Two years ago, New Jersey lawmakers voted to allow domestic partnerships. Under domestic partnerships, same-sex couples can have some benefits that are granted to married couples. For example, domestic partners have the right to hospital visitation and medical decision-making rights; control of remains; state-income tax deductions for dependents; and health and pensions coverage for partners of State employees. When the New Jersey State Senate voted 23-9 on January 8, 2004 to approve this new law, they avoided the very sensitive issue of marriage. But now they must face the issue.
On October 25, 2006, in its 90-page ruling, the New Jersey State Supreme Court said that same-sex couples are entitled to the same rights as heterosexual couples. Furthermore, the court said that it is for the legislature to decide whether the State will establish as legal same-sex marriages or adopt some other form of civil union. In this country, there are only five states without either a law or a State constitutional amendment prohibiting same-sex marriage. New Jersey is one of those states. Activists are aiming to win the battle for same-sex marriage on the State level and then take the issue to the U.S. Supreme Court.
When the State recognizes a marriage, this fact confers benefits on the couples such an extra tax exemption for a spouse and the ability to collect a deceased spouse’s social security. In 1997, the U.S. Government issued a list of over 1,000 laws that grant special rights, privileges and responsibilities to married couples. These benefits come at a price to the State and others. But the State grants them because the State has a special interest in marriage and its value for society. Today same sex couples are demanding equality in terms of rights.
However, the issue does not ultimately resolve itself in terms of rights, even though the proponents of same-sex unions frame their arguments in that language. There can be ways to allocate many rights and benefits through some mutual agreement. For example, individuals who share a residence could be able to guarantee by law that their wishes in terms of property and certain responsibilities such as decision-making in a time of grave illness be given to whomever they designate. The issue is not about rights. Nor is it about the equality of individuals as persons. The issue is about marriage itself. Is marriage by its very nature between a man and a woman?
Some argue that love between two people is all that matters. Why shouldn’t same-sex individuals be able, therefore, to marry as long as they love each other? But there are different kinds of love e.g. the love of a parent and child; the love of two friends; the love of teacher and a student. There are different kinds of relationships. There is no reason under the sun why a government should be interested in licensing the love between any two individuals, except in the one very obvious instance of marriage.
The government should be interested in marriage because marriage is not a private matter. People have wedding ceremonies because marriage is a public institution. It is a benefit to society and to the State. A man and woman marry so that together they can have children and raise them to be mature individuals who contribute to the common good. (cf. Peter Sprigg,
Remarks delivered at a panel discussion at the University of Pennsylvania, February 12, 2004).

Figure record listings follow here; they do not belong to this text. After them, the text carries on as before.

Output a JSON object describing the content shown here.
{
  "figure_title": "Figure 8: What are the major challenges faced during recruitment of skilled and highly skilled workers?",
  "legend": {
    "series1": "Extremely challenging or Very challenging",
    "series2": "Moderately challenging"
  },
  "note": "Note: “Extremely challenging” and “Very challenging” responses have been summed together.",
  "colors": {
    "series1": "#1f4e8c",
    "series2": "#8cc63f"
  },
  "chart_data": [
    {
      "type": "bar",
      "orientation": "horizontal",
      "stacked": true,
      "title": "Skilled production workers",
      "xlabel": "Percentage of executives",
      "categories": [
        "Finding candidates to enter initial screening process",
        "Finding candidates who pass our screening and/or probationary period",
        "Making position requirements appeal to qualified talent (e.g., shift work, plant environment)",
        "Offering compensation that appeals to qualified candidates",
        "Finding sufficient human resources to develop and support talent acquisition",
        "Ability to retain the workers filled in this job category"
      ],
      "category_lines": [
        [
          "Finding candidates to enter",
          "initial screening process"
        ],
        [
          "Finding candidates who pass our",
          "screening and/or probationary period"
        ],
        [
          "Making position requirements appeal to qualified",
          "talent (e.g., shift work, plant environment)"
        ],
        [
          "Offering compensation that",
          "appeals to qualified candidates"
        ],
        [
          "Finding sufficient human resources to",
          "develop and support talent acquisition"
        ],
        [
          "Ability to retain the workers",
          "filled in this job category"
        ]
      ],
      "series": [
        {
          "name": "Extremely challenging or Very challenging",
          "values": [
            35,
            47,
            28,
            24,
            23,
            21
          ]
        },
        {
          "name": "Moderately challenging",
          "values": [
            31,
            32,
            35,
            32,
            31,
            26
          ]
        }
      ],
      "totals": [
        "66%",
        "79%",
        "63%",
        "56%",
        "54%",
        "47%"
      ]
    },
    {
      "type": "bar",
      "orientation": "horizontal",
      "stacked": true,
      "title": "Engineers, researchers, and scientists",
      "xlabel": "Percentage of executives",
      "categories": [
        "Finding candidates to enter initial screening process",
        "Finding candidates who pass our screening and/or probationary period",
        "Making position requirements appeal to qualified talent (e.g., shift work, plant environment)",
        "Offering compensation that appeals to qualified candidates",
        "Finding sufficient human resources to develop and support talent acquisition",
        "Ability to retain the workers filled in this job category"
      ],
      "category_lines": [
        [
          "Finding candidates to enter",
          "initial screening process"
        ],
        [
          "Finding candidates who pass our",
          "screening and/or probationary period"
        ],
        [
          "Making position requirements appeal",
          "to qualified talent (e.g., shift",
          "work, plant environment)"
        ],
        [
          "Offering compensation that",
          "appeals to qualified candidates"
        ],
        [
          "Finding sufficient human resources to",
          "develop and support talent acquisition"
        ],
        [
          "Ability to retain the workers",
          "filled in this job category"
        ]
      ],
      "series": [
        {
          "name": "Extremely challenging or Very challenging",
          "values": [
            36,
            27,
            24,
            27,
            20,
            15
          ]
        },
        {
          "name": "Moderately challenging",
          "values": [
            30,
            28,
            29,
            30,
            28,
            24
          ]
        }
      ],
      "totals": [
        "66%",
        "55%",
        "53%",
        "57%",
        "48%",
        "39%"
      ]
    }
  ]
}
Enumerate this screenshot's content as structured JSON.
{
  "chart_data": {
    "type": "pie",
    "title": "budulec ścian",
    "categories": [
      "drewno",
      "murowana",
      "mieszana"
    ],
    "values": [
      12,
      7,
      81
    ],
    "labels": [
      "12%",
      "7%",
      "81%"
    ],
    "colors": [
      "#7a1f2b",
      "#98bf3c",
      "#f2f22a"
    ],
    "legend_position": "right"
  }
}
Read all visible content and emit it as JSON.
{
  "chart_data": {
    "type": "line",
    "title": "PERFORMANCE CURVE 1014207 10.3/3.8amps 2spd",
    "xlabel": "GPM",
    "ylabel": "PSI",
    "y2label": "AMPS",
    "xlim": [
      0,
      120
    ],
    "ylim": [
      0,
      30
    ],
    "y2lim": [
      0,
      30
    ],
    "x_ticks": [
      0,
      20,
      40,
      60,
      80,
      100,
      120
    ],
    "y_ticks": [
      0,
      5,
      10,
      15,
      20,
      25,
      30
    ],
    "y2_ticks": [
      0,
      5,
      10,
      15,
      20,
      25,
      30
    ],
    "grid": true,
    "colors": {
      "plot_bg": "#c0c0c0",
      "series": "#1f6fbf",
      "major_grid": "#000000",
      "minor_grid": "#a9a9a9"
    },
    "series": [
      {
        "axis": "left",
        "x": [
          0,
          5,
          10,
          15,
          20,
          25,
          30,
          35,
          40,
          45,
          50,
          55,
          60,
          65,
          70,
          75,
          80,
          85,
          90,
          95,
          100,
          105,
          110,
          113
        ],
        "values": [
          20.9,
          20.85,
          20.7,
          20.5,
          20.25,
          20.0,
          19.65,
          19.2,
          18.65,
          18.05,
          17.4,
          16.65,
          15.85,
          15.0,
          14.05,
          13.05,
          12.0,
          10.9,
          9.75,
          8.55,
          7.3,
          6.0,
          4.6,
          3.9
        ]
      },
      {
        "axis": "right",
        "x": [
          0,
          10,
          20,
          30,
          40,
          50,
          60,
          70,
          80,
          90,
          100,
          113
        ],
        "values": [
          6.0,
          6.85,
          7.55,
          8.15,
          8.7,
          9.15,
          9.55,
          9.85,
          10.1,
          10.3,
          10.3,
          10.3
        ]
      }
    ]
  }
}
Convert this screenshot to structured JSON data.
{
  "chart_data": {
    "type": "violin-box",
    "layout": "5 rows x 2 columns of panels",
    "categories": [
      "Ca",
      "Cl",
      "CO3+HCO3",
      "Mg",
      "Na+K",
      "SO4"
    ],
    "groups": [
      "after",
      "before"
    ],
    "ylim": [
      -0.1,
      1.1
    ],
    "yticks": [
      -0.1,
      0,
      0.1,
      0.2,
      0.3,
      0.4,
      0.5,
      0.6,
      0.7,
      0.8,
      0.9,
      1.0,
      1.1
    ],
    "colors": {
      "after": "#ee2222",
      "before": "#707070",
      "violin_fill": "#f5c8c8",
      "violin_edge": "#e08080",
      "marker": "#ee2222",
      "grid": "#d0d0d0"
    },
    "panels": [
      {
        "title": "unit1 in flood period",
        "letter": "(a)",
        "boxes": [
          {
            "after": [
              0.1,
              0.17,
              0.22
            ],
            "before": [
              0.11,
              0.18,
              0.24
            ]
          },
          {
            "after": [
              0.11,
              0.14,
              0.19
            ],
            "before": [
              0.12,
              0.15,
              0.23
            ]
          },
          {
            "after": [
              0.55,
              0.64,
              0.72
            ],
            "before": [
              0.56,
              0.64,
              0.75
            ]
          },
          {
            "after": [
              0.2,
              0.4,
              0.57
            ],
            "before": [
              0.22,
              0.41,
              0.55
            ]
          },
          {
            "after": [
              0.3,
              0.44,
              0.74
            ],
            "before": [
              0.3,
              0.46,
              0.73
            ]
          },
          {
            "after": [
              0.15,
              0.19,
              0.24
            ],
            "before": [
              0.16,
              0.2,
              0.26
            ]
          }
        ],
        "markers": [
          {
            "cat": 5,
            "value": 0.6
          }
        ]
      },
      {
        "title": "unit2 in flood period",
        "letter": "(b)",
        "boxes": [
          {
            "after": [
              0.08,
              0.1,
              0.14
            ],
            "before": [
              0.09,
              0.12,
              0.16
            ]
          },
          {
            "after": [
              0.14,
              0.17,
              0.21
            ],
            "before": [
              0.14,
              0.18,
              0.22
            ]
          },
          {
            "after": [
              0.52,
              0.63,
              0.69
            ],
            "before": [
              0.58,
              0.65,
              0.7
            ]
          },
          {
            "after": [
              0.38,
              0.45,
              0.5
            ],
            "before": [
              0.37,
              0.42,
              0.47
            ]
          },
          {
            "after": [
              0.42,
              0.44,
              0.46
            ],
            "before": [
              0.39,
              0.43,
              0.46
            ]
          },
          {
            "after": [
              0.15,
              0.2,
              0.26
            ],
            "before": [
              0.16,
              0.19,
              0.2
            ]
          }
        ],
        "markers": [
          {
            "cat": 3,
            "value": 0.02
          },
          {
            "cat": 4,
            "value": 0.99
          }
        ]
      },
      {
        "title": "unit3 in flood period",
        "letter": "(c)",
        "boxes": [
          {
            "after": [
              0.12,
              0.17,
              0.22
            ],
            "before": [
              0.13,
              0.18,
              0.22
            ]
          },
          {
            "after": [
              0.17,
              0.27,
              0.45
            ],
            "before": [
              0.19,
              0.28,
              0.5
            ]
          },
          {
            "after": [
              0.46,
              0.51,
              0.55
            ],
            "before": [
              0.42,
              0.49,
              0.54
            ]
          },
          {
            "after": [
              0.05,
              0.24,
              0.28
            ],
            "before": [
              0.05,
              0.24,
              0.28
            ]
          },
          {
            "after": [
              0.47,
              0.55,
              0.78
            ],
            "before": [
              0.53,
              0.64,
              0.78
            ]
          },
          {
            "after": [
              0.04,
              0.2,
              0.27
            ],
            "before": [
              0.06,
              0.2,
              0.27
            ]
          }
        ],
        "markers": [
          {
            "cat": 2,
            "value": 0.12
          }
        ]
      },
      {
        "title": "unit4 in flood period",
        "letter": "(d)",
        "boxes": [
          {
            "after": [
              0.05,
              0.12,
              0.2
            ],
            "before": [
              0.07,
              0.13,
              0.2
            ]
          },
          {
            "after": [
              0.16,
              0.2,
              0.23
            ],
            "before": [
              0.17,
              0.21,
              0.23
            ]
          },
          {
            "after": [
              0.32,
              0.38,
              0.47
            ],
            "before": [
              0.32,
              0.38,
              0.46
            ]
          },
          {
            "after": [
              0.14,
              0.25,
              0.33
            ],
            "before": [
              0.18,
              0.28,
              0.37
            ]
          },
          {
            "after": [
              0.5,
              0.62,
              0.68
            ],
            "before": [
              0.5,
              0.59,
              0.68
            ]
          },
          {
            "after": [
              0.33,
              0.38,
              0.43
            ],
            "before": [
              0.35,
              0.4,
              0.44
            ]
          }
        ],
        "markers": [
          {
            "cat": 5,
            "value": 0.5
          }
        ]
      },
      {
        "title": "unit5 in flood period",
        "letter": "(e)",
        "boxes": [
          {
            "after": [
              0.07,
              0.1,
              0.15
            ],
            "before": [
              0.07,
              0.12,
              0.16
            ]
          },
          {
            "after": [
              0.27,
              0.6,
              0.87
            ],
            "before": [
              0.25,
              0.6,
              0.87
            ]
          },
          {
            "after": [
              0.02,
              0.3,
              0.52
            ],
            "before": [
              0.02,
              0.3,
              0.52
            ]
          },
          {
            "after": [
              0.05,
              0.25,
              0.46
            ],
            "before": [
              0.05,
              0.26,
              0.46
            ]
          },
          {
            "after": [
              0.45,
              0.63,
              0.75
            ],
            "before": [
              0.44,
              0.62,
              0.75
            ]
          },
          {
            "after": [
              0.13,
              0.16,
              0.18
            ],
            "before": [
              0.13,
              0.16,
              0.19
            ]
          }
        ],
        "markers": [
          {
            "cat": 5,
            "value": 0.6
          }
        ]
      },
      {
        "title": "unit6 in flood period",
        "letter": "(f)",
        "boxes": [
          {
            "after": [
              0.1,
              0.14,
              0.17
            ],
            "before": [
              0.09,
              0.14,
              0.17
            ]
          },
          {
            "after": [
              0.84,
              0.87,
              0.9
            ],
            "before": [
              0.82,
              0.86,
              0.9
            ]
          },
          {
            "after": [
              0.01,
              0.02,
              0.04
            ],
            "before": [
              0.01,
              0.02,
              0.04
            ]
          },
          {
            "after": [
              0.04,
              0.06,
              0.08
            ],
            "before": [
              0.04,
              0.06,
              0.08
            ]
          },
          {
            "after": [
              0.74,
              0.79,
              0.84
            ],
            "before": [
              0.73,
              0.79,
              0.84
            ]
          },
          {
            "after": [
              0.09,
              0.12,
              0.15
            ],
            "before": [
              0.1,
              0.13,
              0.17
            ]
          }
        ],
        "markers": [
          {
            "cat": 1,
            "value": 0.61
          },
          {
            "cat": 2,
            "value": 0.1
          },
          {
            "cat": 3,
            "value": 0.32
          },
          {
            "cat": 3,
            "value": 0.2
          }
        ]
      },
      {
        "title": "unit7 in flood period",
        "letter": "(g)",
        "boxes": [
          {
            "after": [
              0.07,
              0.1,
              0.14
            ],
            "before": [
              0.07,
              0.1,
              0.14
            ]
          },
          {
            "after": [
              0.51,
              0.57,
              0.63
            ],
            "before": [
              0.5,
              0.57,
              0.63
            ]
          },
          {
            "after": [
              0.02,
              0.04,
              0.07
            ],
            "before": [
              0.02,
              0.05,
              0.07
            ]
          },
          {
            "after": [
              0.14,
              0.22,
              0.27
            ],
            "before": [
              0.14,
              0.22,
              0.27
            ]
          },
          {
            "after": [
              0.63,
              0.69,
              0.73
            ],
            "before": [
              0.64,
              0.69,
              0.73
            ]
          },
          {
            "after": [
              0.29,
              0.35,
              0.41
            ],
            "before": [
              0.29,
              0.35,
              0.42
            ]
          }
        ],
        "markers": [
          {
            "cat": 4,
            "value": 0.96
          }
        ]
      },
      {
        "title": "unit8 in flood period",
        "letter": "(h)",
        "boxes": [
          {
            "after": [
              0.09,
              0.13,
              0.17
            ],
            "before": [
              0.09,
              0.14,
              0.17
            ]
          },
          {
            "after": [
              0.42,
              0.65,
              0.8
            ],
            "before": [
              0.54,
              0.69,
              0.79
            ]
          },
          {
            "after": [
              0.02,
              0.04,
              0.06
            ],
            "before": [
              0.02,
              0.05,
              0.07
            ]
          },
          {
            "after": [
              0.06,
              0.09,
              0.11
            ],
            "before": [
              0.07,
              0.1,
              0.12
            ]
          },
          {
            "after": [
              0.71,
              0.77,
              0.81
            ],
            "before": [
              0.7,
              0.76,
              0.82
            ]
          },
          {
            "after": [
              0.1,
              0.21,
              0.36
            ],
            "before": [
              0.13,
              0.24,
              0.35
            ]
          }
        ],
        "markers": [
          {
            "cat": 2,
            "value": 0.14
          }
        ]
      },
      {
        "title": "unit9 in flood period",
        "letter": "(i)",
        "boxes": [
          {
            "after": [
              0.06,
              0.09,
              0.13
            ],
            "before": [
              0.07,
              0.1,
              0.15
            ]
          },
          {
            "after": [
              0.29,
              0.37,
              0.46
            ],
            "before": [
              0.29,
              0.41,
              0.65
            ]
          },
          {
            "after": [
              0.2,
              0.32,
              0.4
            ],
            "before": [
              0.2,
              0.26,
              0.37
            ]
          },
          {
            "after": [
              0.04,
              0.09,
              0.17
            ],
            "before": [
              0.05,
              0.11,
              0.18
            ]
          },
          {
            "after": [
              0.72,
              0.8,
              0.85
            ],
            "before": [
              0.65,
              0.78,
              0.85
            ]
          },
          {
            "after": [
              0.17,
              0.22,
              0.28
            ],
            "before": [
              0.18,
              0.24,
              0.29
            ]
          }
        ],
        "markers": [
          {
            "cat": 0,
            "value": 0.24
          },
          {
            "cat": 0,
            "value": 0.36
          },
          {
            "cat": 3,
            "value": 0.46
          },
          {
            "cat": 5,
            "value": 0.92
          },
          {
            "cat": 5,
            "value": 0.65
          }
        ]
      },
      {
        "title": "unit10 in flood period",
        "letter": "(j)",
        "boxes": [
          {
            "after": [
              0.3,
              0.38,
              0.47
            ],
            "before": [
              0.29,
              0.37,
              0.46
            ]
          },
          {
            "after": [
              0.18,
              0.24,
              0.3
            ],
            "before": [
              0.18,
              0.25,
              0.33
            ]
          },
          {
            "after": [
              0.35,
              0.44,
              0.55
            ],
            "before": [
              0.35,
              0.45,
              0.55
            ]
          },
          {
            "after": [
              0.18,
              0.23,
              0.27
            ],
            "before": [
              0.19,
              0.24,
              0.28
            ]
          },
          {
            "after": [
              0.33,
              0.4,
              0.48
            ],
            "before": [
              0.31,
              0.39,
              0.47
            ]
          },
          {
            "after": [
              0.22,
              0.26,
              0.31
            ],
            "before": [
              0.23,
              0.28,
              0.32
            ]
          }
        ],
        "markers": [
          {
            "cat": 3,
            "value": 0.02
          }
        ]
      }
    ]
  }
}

Even a student with the most elementary knowledge of biology can understand that male and female are not identical and that they have been so fashioned by nature with the purpose of uniting in love and bringing children into the world. Marriage is ordered to the procreation of new life. This end is not divorced from love, but the fulfillment of the love between a husband and wife. Certainly there are some marriages that cannot bring children into this world due to some natural causes. But that does not change the reality that marriage is naturally ordered to new life. By placing same-sex unions on the same level as the marriage of a man and woman, the State would be denying the inherently conjugal relationship that belongs to marriage.
Any law made by man can claim legitimacy inasmuch as it is grounded in the natural law that opens us up to God’s plan for His creation. Any law that a legislature would pass to make same-sex unions marriage would, therefore, lack validity. And more than that, the State would actually fail in its obligation to promote marriage as an institution for the good of society.
Civil laws structure life in society. They "play a very important and sometimes decisive role in influencing patterns of thought and behavior" (Pope John Paul II, Evangelium Vitae, 90). Civil laws shape society because they help form the attitudes and value judgments of young people. Permissive abortion laws create an environment where the young grow up thinking that, because abortion is legal, it is also moral. The granting of the same-sex unions the same status as marriage between a man and a woman would contradict the very institution of marriage as a specific relationship different by nature from other forms of friendship or love.
No human words can alter the given nature of marriage as a union between a man and a woman that is open to procreation. The question that now faces the New Jersey legislature is much more than an issue of just changing pronouns in a law. The question raises the issue of what our society truly understands marriage to be. To redefine marriage in law to include same-sex couples would be more than an exercise in misguided philology. It would be the defeat of logic by emotion and the ultimate devaluation of marriage itself.